Everyone one of us has suffered loss during the pandemic. For some of us, it has been a loss of income, but for many, it's a loss of contact and connection with our loved ones.
The pain from that loss will be felt sharply during the holidays for seniors who are shut-in because of the virus.
Richard Stewart is still grieving the loss of his wife, Luona, who died three years ago from complications of ALS. The thought of spending the holidays without her seemed to be too much.
The best friends were married for 33 years, but now, Richard lives alone and says the grief he battles every day and the intense isolation from the coronavirus is a lot to bear.
"This is totally different," he said. "It's, it's quiet lonely."
Richard's daughter is a healthcare worker. She and his granddaughter live next door, but Richard has COPD. That and other preexisting conditions means their contact is limited.
"She definitely doesn't want to expose me. As you can tell, I'm not a little guy," he said.
Therapist Kelly Houseman says Richard's feelings are too common among older adults isolated by efforts to stay safe. If unchecked, it can lead to anxiety and depression.
"The mental health of seniors is absolutely taking a toll right now, many times the holiday season and in-person gatherings are what get people through a long cold winter," she said.

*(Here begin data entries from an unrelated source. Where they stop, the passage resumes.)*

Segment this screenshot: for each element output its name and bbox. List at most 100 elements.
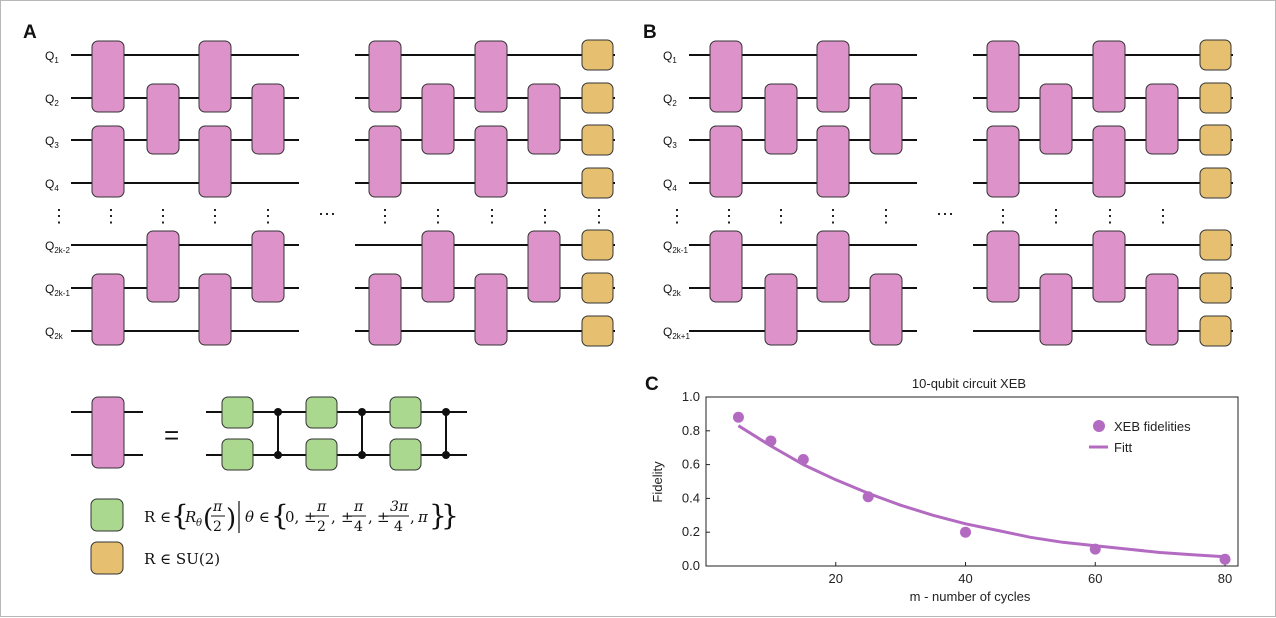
two-qubit-gate (198, 40, 232, 113)
single-qubit-gate (221, 438, 254, 471)
two-qubit-gate (764, 273, 798, 346)
vertical-ellipsis: ⋮ (994, 206, 1012, 226)
two-qubit-gate (764, 83, 798, 155)
qubit-label-sub-2: 2 (54, 99, 59, 108)
qubit-label-3: Q3 (45, 134, 59, 150)
equals-sign: = (164, 420, 179, 450)
vertical-ellipsis: ⋮ (668, 206, 686, 226)
brace-open-inner: { (271, 499, 289, 532)
single-qubit-gate (221, 396, 254, 429)
paren-close: ) (226, 504, 236, 534)
green-def-pi: π (212, 499, 223, 515)
two-qubit-gate (869, 273, 903, 346)
final-su2-gate (581, 124, 614, 156)
two-qubit-gate (251, 83, 285, 155)
qubit-label-2: Q2 (45, 92, 59, 108)
qubit-label-sub-5: 2k-2 (54, 246, 70, 255)
green-def-pm-2: ± (341, 508, 354, 526)
green-def-pm-3: ± (377, 508, 390, 526)
vertical-ellipsis: ⋮ (1154, 206, 1172, 226)
x-axis-ticks: 20 40 60 80 (829, 562, 1232, 586)
horizontal-ellipsis: ⋯ (318, 204, 336, 224)
two-qubit-gate (1092, 230, 1126, 303)
qubit-label-sub-2: 2 (672, 99, 677, 108)
two-qubit-gate (709, 230, 743, 303)
vertical-ellipsis: ⋮ (376, 206, 394, 226)
final-su2-gate (581, 167, 614, 199)
plot-area-frame (705, 396, 1239, 567)
qubit-label-sub-7: 2k (54, 332, 63, 341)
two-qubit-gate (1039, 273, 1073, 346)
green-def-four-2: 4 (394, 519, 403, 535)
two-qubit-gate (146, 83, 180, 155)
green-def-pi-1: π (316, 499, 327, 515)
qubit-label-3: Q3 (663, 134, 677, 150)
panel-c-label: C (645, 374, 659, 395)
y-tick-label: 0.8 (682, 423, 700, 438)
two-qubit-gate (474, 40, 508, 113)
xeb-point (732, 411, 744, 423)
cz-target-dot (274, 451, 282, 459)
green-def-theta-in: θ ∈ (245, 508, 270, 526)
qubit-label-7: Q2k (45, 325, 64, 341)
x-tick-label: 80 (1218, 571, 1232, 586)
qubit-label-1: Q1 (45, 49, 59, 65)
qubit-label-5: Q2k-2 (45, 239, 70, 255)
final-su2-gate (1199, 167, 1232, 199)
chart-title: 10-qubit circuit XEB (912, 376, 1026, 391)
green-def-theta-sub: θ (196, 518, 202, 529)
cz-control-dot (442, 408, 450, 416)
final-su2-gate (581, 272, 614, 304)
gate-legend: = R ∈ { R θ ( π 2 ) θ ∈ { 0, ± π 2 , ± (71, 396, 467, 575)
panel-b-circuit: B Q1 Q2 Q3 Q4 Q2k-1 Q2k Q2k+1 ⋮ ⋮ ⋮ ⋮ ⋮ ⋮ ⋮ ⋮ ⋮ ⋯ (643, 22, 1233, 347)
two-qubit-gate (709, 40, 743, 113)
two-qubit-gate (1092, 40, 1126, 113)
qubit-label-sub-1: 1 (672, 56, 677, 65)
qubit-label-7: Q2k+1 (663, 325, 690, 341)
xeb-point (1219, 553, 1231, 565)
vertical-ellipsis: ⋮ (429, 206, 447, 226)
green-def-r-theta: R (184, 508, 196, 526)
qubit-label-sub-3: 3 (54, 141, 59, 150)
final-su2-gate (1199, 315, 1232, 347)
green-def-comma-3: , (410, 508, 415, 526)
two-qubit-gate (368, 125, 402, 198)
green-def-pi-end: π (417, 508, 429, 526)
two-qubit-gate (1092, 125, 1126, 198)
green-def-two: 2 (213, 519, 222, 535)
cz-target-dot (358, 451, 366, 459)
qubit-label-1: Q1 (663, 49, 677, 65)
two-qubit-gate (421, 230, 455, 303)
vertical-ellipsis: ⋮ (824, 206, 842, 226)
x-tick-label: 20 (829, 571, 843, 586)
two-qubit-gate (986, 40, 1020, 113)
vertical-ellipsis: ⋮ (102, 206, 120, 226)
two-qubit-gate (816, 40, 850, 113)
green-def-zero: 0, (285, 508, 299, 526)
cz-control-dot (274, 408, 282, 416)
yellow-gate-definition: R ∈ SU(2) (144, 550, 220, 568)
paren-open: ( (203, 504, 213, 534)
two-qubit-gate (421, 83, 455, 155)
two-qubit-gate (91, 273, 125, 346)
qubit-label-5: Q2k-1 (663, 239, 688, 255)
two-qubit-gate (368, 40, 402, 113)
qubit-label-sub-3: 3 (672, 141, 677, 150)
final-su2-gate (1199, 124, 1232, 156)
green-def-comma-2: , (368, 508, 373, 526)
vertical-ellipsis: ⋮ (154, 206, 172, 226)
two-qubit-gate (91, 125, 125, 198)
two-qubit-gate (709, 125, 743, 198)
vertical-ellipsis: ⋮ (206, 206, 224, 226)
panel-a-gates (91, 39, 614, 347)
cz-control-dot (358, 408, 366, 416)
qubit-label-4: Q4 (45, 177, 59, 193)
qubit-label-6: Q2k (663, 282, 682, 298)
two-qubit-gate (986, 125, 1020, 198)
final-su2-gate (581, 315, 614, 347)
x-tick-label: 40 (958, 571, 972, 586)
gate-decomposition: = (71, 396, 467, 471)
panel-a-label: A (23, 22, 37, 43)
green-def-pi-2: π (353, 499, 364, 515)
qubit-label-sub-6: 2k (672, 289, 681, 298)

Houseman says using video conferencing to gather on days like Thanksgiving can help pierce the isolation and loneliness.
She also said to consider using handwritten notes of love through the mail.
"Handwritten cards, craft projects from kids, pictures in the mail, that can something so small, like that can certainly brightness seniors day," she said.

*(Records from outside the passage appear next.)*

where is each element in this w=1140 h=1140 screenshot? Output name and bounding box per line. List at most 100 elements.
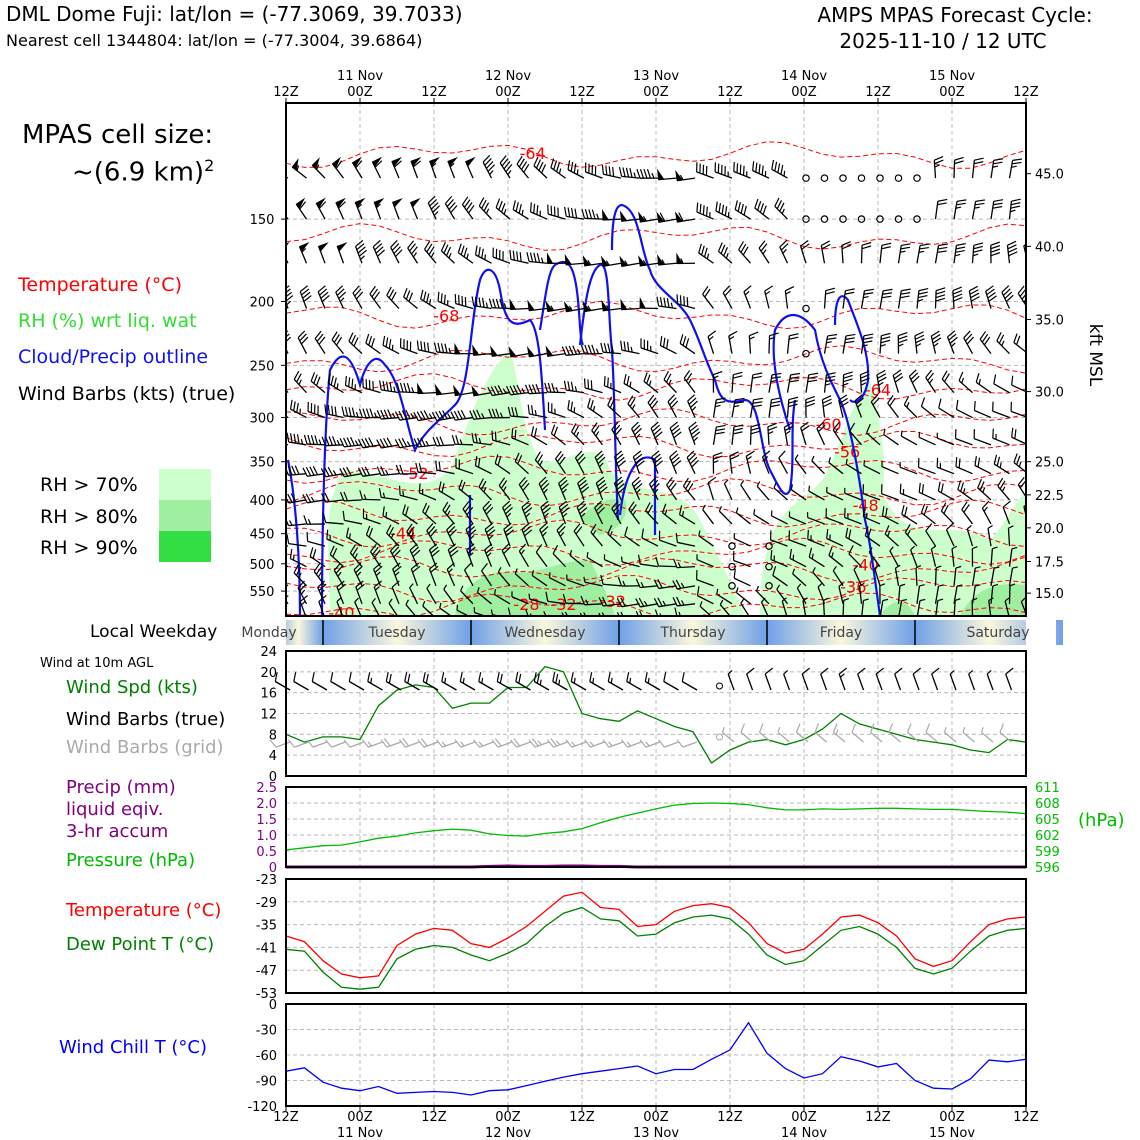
wind-barb-feather (374, 243, 383, 251)
wind-barb-feather (770, 400, 781, 404)
wind-barb-feather (468, 204, 475, 214)
wind-barb-feather (332, 470, 337, 476)
wind-barb-feather (785, 430, 791, 435)
wind-barb (930, 548, 937, 567)
windchill-tick-label: -60 (256, 1049, 277, 1064)
bottom-time-tick-label: 12Z (865, 1110, 891, 1125)
wind-barb-feather (322, 513, 327, 523)
wind-barb-feather (318, 595, 327, 602)
wind-barb-flag (331, 156, 341, 169)
wind-barb-feather (801, 243, 810, 250)
surface-grid-barb (275, 741, 291, 748)
surface-wind-barb-feather (727, 669, 733, 675)
wind-barb-feather (993, 454, 998, 465)
wind-barb-flag (410, 156, 422, 167)
wind-barb (1028, 568, 1030, 586)
wind-barb-feather (715, 404, 721, 408)
wind-barb-feather (691, 406, 697, 412)
wind-barb-feather (303, 295, 312, 302)
wind-barb-feather (512, 200, 516, 210)
wind-barb-feather (299, 595, 308, 602)
wind-barb-feather (881, 295, 892, 299)
wind-barb-feather (354, 288, 362, 297)
surface-grid-barb-feather (269, 739, 277, 748)
wind-barb-feather (433, 211, 439, 216)
wind-barb-feather (937, 202, 947, 206)
pressure-tick-label: 250 (250, 359, 275, 374)
wind-barb-feather (377, 249, 385, 257)
wind-barb-feather (822, 402, 833, 408)
wind-barb-feather (407, 240, 415, 249)
wind-barb (992, 410, 1010, 419)
wind-barb-feather (771, 372, 782, 376)
wind-barb-feather (494, 431, 497, 442)
rh-shading-region (810, 380, 885, 500)
wind-barb (494, 593, 511, 605)
wind-barb (915, 567, 918, 586)
wind-barb-feather (411, 246, 418, 255)
wind-barb-feather (742, 246, 749, 256)
wind-barb-feather (1017, 285, 1025, 294)
wind-barb-feather (620, 611, 624, 616)
wind-barb-feather (844, 340, 855, 344)
windchill-tick-label: 0 (269, 998, 277, 1013)
wind-barb-feather (611, 421, 619, 430)
calm-surface-wind (716, 682, 723, 690)
wind-barb (288, 542, 307, 547)
wind-barb-feather (514, 429, 517, 440)
surface-wind-barb-feather (746, 667, 755, 675)
wind-barb-feather (472, 409, 478, 420)
wind-barb-feather (701, 245, 705, 256)
wind-barb-feather (438, 461, 441, 471)
surface-wind-barb-feather (367, 672, 371, 682)
wind-barb-feather (646, 168, 652, 179)
wind-barb-feather (478, 437, 482, 444)
wind-barb-feather (629, 381, 632, 388)
wind-barb (492, 256, 511, 264)
precip-panel-frame (285, 786, 1027, 868)
wind-barb-feather (990, 241, 1000, 246)
wind-barb-feather (983, 336, 991, 346)
wind-barb-feather (521, 500, 530, 508)
surface-wind-barb-feather (293, 672, 297, 682)
wind-barb-feather (713, 375, 719, 379)
wind-barb-feather (999, 462, 1002, 468)
wind-barb-feather (315, 376, 321, 386)
wind-barb-feather (371, 546, 379, 555)
wind-barb-feather (333, 377, 337, 387)
wind-barb-feather (635, 598, 641, 608)
wind-barb-feather (422, 600, 426, 607)
wind-barb-feather (273, 398, 276, 407)
wind-barb-feather (716, 397, 726, 401)
wind-barb-feather (443, 244, 449, 254)
wind-barb-feather (405, 599, 410, 605)
rh70-swatch (159, 469, 211, 500)
wind-barb-feather (499, 298, 504, 309)
wind-barb-feather (670, 453, 679, 461)
wind-barb (640, 563, 659, 568)
wind-barb-feather (733, 427, 743, 432)
wind-barb-feather (650, 421, 659, 429)
wind-barb-feather (616, 483, 625, 491)
wind-barb-feather (354, 440, 359, 446)
wind-barb-feather (955, 249, 965, 253)
wind-barb-feather (807, 379, 818, 383)
wind-barb-feather (985, 285, 994, 292)
wind-barb-feather (911, 375, 920, 384)
wind-barb-feather (762, 450, 771, 458)
wind-barb-feather (533, 252, 537, 263)
wind-barb-feather (339, 468, 345, 478)
wind-barb-feather (754, 198, 759, 209)
wind-barb-feather (867, 528, 872, 538)
wind-barb (858, 585, 863, 604)
wind-barb-flag (619, 255, 628, 267)
wind-barb (698, 535, 714, 547)
wind-barb-feather (774, 161, 778, 172)
wind-barb-feather (673, 431, 682, 439)
wind-barb-feather (594, 500, 602, 509)
wind-barb-feather (618, 167, 623, 177)
wind-barb-feather (898, 343, 904, 347)
wind-barb-feather (975, 584, 981, 587)
wind-barb-feather (973, 400, 976, 411)
surface-wind-barb (496, 680, 513, 691)
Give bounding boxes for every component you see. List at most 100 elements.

Seniors can practice self care by looking for a community online that could last beyond the pandemic, like exercise classes and meditation groups.
They can also do things like cooking for others, and dropping with contact-free delivery is a way to show love this Thanksgiving. To make it through the holidays, Richard is trying something new. He's put up a Christmas tree for the first time.
But it was just after Christmas when Richard and Luona went on their first date, when he proposed, and when she said yes. This year, like so many others, he'll try to put on a brave face.
"You know the old expression fake it till you make it. I keep smiling and convince them. I'm happy until they walk out the door and smile disappears," he said.
Richard is getting help dealing with the emotions hes feeling right now, and seeking help is something more seniors are being encouraged to do.
There are self-assessment quizzes that can help you decide it's time to get help, or, if you notice a change in eating habits, sleeping patters, or a grim outlook on the future.
Since we're not spending as much time with seniors in our lives, we have to make an effort to see their emotional well-being by asking about those same patterns.